Invece, la madre, oltre ai geni, ci mette il sangue, i tessuti, l’ossigenazione, il nutrimento. Sviluppa la creatura dal suo corpo, nel suo corpo. La maternità rimodella il cervello delle donne, ne modifica le aree della corteccia cerebrale cruciali per accudire la creatura e prevedere l’attaccamento della madre al figlio, resa più capace di percepire bisogni, emozioni, pensieri. Nei nove mesi di gravidanza il figlio sviluppa una relazione psicofisica con la madre ad un livello di simbiosi irripetibile. Con quella madre che lo porta in grembo; non con gli ovuli o gli spermatozoi di chissà chi.

Se un costruttore ci facesse una casa a partire da due granelli, gli riconosceremmo un potere magico o divino. E mai avremmo l’impudenza di dirgli: «Sei bravino, ma la vera creazione l’ho fatta io che ti ho portato i due granelli». Con le madri ci siamo comportati così. Con la maternità surrogata, rinforziamo questo comportamento.
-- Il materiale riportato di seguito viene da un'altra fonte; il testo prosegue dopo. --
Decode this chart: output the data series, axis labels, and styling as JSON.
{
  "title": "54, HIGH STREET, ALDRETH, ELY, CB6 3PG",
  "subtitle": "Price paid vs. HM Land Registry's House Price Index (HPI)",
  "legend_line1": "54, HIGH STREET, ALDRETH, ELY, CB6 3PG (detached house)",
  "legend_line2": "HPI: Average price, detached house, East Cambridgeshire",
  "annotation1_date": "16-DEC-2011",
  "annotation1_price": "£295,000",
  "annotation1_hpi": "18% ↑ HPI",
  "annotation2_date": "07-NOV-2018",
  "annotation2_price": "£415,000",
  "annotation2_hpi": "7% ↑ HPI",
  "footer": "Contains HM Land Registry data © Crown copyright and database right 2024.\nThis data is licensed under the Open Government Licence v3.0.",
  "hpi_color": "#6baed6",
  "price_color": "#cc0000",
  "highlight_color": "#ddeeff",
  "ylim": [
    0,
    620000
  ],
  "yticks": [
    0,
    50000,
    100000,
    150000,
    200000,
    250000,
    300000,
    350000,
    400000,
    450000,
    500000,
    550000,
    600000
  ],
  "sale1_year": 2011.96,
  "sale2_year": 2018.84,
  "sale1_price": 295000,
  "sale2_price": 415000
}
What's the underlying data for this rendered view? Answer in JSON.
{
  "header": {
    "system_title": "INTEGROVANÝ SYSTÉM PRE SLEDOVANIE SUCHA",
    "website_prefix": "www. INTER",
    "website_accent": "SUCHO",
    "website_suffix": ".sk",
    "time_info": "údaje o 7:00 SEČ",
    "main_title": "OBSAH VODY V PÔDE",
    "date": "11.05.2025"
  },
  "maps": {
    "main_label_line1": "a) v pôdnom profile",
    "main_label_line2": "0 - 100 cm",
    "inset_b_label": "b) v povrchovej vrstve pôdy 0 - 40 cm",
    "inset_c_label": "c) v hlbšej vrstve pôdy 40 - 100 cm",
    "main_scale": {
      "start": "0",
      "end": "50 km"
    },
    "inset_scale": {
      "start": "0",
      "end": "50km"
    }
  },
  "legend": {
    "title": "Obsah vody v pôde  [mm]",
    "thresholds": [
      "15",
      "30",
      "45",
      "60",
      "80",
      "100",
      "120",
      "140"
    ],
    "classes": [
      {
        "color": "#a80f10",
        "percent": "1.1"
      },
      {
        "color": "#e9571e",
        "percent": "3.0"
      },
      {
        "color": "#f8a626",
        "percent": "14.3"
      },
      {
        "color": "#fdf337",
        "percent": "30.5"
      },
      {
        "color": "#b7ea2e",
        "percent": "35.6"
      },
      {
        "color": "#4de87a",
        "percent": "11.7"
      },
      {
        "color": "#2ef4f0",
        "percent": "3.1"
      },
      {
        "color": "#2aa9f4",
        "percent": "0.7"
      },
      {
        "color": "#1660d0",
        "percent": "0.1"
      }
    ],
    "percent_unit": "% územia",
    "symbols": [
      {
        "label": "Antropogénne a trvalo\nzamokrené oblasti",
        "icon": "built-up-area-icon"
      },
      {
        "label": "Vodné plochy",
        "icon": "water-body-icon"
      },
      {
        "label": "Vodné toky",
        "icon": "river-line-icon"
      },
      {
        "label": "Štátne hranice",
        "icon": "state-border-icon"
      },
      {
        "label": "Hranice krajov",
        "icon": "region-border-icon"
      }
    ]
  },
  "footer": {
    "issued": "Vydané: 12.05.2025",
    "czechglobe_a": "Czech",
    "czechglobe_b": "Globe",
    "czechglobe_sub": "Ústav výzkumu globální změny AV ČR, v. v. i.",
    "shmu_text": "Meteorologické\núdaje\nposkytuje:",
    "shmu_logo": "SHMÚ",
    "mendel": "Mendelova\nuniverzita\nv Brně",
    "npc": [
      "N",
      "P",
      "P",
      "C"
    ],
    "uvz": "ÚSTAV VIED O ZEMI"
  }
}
Certi progressisti credono che le famiglie arcobaleno siano sempre e comunque alternative alle famiglie patriarcali. Ma se alcune delle «nuove famiglie» pensano di formarsi adottando pratiche come l’utero in affitto, non solo confermano la sostanza ideologica del patriarcato, ma fanno fuori quel poco di tradizione matriarcale finora sopravvissuta, nonostante il patriarcato. Vogliamo davvero permetterlo?

Se fossimo appena giusti, invece di elaborare istituti giuridici abominevoli, per fare della riproduzione umana un’industria e un mercato, concepiremmo un diritto di famiglia fondato sul diritto della madre.